Un caffè dopo il pasto fa calare il rischio diabete

Un caffè dopo il pasto fa calare il rischio diabete

Bere un caffè dopo il pasto innesca un processo metabolismo che ha come risultato la diminuzione dell’incidenza di diabete.

Questa l’ipotesi al vaglio di una ricerca INRAN, diretta dalla dottoressa Fausta Natella e presentata a “Caffè e Diabete”, conferenza stampa tenutasi a Milano.

La squadra della dottoressa Natella è partita dai risultati di analisi precedenti, che mostravano come un consumo, moderato ma costante, di caffè riducesse la frequenza di diabete
di tipo 2. Tuttavia, tali indagini non facevano luce sul meccanismo portatore del risultato.

Per colmare la lacuna, gli scienziati INRAN hanno lavorato su due binari di sperimentazione: i test bioinformatici e quelli in vitro. Prima, tramite simulazioni al computer (bio-informatica) si
è stimata la capacità dei composti fenolitici del caffè di inibire la digestione dei carboidrati. Ciò porta ad un rallentamento del glucosio assorbito ed un
attenuazione del picco glicemico post-pasto, momento alleato del diabete. In un secondo tempo, i risultati così ottenuti sono stati confermati da esami in vitro.

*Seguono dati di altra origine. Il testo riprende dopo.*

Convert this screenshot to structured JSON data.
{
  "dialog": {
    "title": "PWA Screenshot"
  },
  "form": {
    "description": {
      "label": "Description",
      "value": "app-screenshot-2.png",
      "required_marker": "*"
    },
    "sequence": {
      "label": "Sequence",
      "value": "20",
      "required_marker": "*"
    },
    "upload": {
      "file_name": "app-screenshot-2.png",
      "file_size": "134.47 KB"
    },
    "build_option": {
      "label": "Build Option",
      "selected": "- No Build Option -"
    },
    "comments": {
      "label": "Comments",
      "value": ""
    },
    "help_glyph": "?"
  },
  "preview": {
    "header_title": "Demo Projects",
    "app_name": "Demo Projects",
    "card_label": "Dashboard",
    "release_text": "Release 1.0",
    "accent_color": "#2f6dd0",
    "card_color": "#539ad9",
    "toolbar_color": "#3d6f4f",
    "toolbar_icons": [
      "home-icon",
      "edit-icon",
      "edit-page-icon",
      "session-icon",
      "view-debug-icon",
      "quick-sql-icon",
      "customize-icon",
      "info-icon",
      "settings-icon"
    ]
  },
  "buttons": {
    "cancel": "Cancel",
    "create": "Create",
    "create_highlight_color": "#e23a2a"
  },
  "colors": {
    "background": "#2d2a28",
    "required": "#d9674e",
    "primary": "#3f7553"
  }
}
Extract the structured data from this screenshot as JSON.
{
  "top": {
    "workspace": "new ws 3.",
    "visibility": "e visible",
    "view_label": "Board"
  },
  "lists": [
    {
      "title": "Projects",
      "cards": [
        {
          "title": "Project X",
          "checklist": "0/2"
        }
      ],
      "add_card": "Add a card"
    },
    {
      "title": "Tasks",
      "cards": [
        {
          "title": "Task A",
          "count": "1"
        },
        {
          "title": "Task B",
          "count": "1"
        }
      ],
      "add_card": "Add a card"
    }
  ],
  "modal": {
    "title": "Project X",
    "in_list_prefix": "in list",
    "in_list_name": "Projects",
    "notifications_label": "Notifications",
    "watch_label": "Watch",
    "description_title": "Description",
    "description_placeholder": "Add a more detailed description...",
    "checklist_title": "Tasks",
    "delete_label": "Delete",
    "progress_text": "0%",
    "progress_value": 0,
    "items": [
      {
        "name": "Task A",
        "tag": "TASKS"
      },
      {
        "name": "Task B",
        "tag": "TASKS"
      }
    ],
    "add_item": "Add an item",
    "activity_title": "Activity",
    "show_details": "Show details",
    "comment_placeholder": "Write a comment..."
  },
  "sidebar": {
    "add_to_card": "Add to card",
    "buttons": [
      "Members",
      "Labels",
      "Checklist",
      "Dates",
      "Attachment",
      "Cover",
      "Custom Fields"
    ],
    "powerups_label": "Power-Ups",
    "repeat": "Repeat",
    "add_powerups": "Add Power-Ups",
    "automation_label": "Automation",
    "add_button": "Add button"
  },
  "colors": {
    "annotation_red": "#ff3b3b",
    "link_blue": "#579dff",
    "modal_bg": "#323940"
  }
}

Riassume così la capo ricercatrice: “Noi abbiamo ipotizzato che il caffè interferisca con il processo di digestione dei carboidrati e la nostra ipotesi e’ stata confermata dai
dati sperimentali, che, però sono stati ottenuti in vitro e vanno confermati da uno studio in vivo condotto sull’uomo. Se questo fosse il meccanismo con cui il caffè agisce
dovremmo consigliare di bere caffè subito dopo i pasti.. ma attenzione a non aumentare il numero di tazzine, e a non superare le 4-5 al giorno”.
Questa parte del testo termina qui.